Ärzte lieben weiterhin die Liberalen
Und der SPD mit einer womöglich drohenden Bürgerversicherung ziehen die "Top-Verdiener" die AfD vor
Ärzten geht es hierzulande nicht schlecht. Stolz vermeldet der Ärztenachrichtendienst (änd), dass nach dem Gehaltsreport 2016 der Online-Jobbörse Stepstone Ärzte "die Top-Verdiener" bleiben. Tatsächlich berichtet Stepstone, dass Ärzte mit einem durchschnittlichen Bruttojahresgehalt von 64.100 Euro an erster Stelle liegen, gefolgt von Juristen (63.100 Euro), Ingenieuren (61.100 Euro) und IT-Fachkräften (57.900 Euro). Mediziner verdienen "40 Prozent mehr als im Durchschnitt". Vom Praxispersonal mit einem Durchschnitt von 29.955 Euro soll hier nicht die Rede sein.

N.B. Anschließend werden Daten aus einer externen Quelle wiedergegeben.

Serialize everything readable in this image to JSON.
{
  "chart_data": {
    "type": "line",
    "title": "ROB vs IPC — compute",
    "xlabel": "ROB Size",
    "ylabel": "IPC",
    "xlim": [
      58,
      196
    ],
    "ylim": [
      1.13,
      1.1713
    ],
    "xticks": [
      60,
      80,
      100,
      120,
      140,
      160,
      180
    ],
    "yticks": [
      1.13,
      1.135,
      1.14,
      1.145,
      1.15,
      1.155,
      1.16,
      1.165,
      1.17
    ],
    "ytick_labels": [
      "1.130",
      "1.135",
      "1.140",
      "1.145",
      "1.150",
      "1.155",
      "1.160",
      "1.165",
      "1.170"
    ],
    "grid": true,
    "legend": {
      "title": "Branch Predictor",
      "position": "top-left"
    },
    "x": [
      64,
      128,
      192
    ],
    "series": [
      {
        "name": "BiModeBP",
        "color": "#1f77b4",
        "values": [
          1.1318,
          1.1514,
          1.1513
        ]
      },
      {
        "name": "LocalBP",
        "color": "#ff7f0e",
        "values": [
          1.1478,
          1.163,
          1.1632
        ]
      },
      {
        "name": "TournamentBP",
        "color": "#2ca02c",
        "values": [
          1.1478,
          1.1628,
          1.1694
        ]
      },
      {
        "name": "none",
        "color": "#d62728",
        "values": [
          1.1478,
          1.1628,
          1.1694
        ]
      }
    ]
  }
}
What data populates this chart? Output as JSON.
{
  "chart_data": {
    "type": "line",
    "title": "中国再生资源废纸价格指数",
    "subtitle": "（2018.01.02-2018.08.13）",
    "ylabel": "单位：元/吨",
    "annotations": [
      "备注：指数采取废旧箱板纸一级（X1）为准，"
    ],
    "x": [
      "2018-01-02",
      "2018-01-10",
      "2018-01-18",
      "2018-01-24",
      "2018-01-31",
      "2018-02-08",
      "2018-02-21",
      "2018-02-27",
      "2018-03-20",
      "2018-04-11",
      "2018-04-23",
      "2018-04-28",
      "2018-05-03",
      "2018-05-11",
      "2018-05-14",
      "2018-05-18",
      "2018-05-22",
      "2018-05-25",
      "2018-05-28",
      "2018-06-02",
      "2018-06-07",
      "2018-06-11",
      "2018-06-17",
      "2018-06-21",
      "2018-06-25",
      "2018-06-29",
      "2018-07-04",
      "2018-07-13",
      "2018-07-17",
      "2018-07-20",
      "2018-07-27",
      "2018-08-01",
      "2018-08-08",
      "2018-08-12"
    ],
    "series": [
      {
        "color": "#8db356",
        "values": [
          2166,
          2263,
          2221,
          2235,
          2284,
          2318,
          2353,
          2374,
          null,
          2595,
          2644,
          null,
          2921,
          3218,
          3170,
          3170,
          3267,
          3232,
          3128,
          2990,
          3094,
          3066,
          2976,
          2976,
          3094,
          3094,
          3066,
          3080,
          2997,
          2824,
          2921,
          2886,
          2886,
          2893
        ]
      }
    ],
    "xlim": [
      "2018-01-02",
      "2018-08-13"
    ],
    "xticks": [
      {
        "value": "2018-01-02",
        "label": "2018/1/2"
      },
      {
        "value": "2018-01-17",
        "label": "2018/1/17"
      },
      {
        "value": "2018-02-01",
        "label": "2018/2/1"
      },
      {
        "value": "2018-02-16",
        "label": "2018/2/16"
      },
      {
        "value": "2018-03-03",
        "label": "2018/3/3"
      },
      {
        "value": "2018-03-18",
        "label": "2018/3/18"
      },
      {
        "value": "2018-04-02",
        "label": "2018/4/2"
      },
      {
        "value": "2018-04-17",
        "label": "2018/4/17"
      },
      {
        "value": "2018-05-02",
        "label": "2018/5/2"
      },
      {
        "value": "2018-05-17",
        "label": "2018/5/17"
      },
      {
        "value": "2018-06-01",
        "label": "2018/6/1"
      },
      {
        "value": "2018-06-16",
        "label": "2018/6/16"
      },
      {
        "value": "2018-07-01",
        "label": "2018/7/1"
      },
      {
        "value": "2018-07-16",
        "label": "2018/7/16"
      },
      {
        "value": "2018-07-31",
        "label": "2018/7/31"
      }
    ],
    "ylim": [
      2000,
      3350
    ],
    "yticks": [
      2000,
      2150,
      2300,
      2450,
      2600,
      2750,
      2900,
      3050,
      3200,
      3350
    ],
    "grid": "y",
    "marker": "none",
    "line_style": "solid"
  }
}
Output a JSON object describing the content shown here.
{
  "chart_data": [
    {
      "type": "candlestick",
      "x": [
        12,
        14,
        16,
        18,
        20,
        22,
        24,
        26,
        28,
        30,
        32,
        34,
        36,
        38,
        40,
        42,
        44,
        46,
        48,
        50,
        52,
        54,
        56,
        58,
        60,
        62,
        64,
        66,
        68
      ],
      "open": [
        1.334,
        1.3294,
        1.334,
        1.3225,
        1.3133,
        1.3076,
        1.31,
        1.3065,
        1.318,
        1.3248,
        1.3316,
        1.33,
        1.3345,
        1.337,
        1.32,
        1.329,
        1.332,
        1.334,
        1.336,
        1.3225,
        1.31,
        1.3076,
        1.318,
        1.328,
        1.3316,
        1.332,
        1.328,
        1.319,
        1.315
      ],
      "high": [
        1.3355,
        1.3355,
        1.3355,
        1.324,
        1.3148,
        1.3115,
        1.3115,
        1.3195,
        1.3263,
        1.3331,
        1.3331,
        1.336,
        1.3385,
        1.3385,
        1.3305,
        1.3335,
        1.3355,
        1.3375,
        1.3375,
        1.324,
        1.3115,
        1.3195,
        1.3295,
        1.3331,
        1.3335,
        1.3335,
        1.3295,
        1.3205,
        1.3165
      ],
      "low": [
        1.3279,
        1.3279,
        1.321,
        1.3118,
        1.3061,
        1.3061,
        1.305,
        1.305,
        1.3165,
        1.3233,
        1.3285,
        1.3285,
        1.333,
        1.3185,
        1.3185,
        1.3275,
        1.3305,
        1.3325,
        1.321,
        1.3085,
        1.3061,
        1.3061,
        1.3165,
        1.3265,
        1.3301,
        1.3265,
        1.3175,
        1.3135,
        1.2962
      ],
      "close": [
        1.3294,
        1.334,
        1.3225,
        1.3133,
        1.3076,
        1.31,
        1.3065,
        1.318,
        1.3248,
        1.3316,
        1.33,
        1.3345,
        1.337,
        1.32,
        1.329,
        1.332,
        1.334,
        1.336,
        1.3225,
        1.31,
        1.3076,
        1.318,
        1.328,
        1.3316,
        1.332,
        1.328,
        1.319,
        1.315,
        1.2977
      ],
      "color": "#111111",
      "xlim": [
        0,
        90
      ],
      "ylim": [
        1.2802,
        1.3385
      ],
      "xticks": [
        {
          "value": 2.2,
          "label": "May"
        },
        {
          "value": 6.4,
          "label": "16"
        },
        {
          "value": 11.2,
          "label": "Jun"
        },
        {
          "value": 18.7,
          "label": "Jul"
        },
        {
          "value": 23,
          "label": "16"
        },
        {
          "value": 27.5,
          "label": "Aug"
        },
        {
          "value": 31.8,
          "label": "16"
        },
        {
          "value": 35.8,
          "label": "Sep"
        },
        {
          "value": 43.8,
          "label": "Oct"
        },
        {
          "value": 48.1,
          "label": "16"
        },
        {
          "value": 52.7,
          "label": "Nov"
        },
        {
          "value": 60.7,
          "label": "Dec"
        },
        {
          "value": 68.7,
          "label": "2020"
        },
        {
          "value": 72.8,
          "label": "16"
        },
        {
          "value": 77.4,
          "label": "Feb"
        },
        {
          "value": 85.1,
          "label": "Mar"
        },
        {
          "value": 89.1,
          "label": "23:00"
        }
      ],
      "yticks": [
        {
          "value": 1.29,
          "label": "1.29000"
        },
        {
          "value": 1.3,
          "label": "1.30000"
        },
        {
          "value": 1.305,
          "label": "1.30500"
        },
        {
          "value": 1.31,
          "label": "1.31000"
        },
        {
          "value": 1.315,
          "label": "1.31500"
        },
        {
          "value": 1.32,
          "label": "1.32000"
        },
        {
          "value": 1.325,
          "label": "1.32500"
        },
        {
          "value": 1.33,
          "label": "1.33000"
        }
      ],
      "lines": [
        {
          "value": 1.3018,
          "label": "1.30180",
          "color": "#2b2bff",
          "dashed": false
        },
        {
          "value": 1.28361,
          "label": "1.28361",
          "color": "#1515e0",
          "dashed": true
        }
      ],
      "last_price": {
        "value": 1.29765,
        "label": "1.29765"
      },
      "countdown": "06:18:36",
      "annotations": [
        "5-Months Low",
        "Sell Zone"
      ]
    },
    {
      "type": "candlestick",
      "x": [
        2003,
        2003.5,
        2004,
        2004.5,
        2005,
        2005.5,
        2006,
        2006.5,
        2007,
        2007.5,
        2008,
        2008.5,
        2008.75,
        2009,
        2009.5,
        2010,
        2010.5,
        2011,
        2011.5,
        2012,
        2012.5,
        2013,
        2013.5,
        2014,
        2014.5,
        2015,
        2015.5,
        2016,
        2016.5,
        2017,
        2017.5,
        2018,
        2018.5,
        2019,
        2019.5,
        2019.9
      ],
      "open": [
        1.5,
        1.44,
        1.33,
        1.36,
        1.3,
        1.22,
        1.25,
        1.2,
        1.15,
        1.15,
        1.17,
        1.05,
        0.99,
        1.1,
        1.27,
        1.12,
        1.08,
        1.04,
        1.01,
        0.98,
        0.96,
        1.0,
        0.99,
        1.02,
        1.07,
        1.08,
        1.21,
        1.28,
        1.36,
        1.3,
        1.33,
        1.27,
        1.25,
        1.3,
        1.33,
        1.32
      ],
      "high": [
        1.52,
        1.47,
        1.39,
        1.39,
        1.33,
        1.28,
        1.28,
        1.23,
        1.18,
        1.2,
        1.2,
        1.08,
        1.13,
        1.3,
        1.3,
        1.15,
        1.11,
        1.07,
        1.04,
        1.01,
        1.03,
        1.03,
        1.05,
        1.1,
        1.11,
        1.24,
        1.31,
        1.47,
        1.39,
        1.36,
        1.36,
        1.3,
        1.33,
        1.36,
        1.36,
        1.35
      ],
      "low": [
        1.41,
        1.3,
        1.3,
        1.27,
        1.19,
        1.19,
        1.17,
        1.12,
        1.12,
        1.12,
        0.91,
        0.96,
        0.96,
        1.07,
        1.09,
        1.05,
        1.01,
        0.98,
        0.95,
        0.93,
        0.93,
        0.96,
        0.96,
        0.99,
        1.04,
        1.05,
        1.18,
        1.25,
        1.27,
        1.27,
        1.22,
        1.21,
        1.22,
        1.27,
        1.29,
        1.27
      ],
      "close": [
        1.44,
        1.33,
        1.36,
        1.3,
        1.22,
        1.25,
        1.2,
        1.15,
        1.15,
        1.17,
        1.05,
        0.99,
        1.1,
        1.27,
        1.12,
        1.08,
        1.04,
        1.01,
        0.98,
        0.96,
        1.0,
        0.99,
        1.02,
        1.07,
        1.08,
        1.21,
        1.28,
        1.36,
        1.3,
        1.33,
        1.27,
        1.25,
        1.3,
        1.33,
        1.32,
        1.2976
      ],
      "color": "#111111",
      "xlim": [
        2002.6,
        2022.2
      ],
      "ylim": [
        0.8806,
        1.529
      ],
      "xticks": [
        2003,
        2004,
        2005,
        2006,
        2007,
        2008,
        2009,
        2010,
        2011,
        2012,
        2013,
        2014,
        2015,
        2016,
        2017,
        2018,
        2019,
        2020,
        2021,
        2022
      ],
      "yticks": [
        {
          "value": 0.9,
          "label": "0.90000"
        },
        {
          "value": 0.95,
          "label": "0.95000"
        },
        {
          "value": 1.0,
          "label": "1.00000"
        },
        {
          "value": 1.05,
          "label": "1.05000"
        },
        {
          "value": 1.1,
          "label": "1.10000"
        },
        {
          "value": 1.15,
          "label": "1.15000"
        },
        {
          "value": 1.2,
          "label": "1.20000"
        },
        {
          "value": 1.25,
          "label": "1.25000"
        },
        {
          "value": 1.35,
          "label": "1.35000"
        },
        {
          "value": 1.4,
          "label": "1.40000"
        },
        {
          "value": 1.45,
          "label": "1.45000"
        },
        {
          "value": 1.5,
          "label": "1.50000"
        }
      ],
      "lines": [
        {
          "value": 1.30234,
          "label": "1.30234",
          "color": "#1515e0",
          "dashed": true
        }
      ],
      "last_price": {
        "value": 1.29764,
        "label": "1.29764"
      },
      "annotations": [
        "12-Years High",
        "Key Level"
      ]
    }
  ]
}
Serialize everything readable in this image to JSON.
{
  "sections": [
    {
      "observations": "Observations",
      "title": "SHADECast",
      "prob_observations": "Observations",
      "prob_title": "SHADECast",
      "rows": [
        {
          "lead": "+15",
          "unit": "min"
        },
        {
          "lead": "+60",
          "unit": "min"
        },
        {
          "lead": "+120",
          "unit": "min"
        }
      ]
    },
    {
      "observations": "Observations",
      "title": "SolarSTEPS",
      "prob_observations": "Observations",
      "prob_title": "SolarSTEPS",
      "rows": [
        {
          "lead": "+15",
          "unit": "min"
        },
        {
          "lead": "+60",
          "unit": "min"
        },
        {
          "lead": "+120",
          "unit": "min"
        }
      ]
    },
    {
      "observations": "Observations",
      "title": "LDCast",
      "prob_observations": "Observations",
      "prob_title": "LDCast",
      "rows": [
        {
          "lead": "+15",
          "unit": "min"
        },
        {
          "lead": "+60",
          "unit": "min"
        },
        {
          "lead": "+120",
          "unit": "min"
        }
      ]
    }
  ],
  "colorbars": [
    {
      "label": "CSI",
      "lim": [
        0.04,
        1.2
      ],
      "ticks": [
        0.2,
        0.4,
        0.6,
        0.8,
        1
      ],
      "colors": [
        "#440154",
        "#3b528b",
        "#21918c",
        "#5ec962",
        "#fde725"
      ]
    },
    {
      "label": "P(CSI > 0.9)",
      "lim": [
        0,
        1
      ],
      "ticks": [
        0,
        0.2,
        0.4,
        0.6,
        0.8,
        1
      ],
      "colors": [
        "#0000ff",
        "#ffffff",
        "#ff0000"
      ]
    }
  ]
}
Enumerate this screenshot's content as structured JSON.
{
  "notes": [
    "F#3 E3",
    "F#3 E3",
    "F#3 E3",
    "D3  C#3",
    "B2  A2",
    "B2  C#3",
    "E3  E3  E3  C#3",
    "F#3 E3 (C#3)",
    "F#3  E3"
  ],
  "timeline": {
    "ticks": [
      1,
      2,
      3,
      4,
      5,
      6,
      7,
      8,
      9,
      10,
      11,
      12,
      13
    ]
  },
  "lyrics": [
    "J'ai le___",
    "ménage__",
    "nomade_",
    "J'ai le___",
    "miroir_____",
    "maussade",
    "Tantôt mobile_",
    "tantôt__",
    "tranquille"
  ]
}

Akademiker mit einem Abschluss in Erziehungswissenschaften oder Design landen hingegen ganz hinten und kriegen 20.000 Euro weniger. Überhaupt, aber das ist ja bekannt, bleiben die billigsten Studienfächer, also Kultur-, Geistes- und Sozialwissenschaften, alle abgehängt, etwas besser soll es den Psychologen gehen. Und dem Geldbeutel tut es demnach gut, wenn man in Hessen, Bayern, Baden-Württemberg oder Nordrhein-Westfalen lebt.
Der Ärztenachrichtendienst hat eine Umfrage unter 1.700 Ärzten mit der Frage gemacht, welche Bundesregierung sich Deutschlands Topverdiener wünschen würden. Der Hang der Ärzte zur FDP ist bekannt. Den Gelben sind sie auch weiterhin treu, zumal im roten Lager immer wieder Avancen aufkommen, die Reichen höher zu besteuern oder gar eine Bürgerversicherung einzuführen, was das lukrative Geschäft mit den Privatkassen vermiesen würde.
Die Liebe zu den Liberalen geht sogar immer noch weit, dass sie bei den Ärzten mit 31 Prozent die beliebteste Partei ist, gleich darauf folgt die Union mit 30 Prozent. Danach ist klar, die Ärzte wünschen sich eine schwarz-gelbe Regierung. Aber überraschend mag auf den ersten Blick sein, dass es unter den Ärzten auch einen ausgeprägten Hang zur AfD zu geben scheint. Da muss die FDP mit ihrer Klientelpolitik also aufpassen. 15 Prozent der Ärzte wollen die AfD in Regierungsverantwortung sehen. Unklar ist, ob da die Ausländerfeindlichkeit oder die neoliberale Ausrichtung der rechten Partei durchschlägt, die den Besitzstand nicht gefährdet.
R2G hat bei den Ärzten hingegen keine Chance. Schulz hatte ja schon gesagt, er würde gegen die "Zwei-Klassen-Medizin" vorgehen und eine paritätische Bürgerversicherung einführen wollen, in die nicht nur Arbeitnehmer, sondern auch Beamte und Selbständige einzahlen. Zudem gibt es Stimmen aus der SPD, die die Arzthonorare verändern wollen. Schulz kündigte an, größere Vermögen höher besteuern und Steuerflucht bekämpfen zu wollen. Das alles schreckt die Ärzte ab, in der Umfrage kommt die SPD gerade einmal auf 10 Prozent. Trotzdem scheint es auch einen gewissen Schulz-Effekt zu geben, im November letzten Jahres lag die SPD in einer ähnlichen Umfrage noch bei 2 Prozent. Die Grünen kommen auf 7 Prozent, die Linke auf 4 Prozent.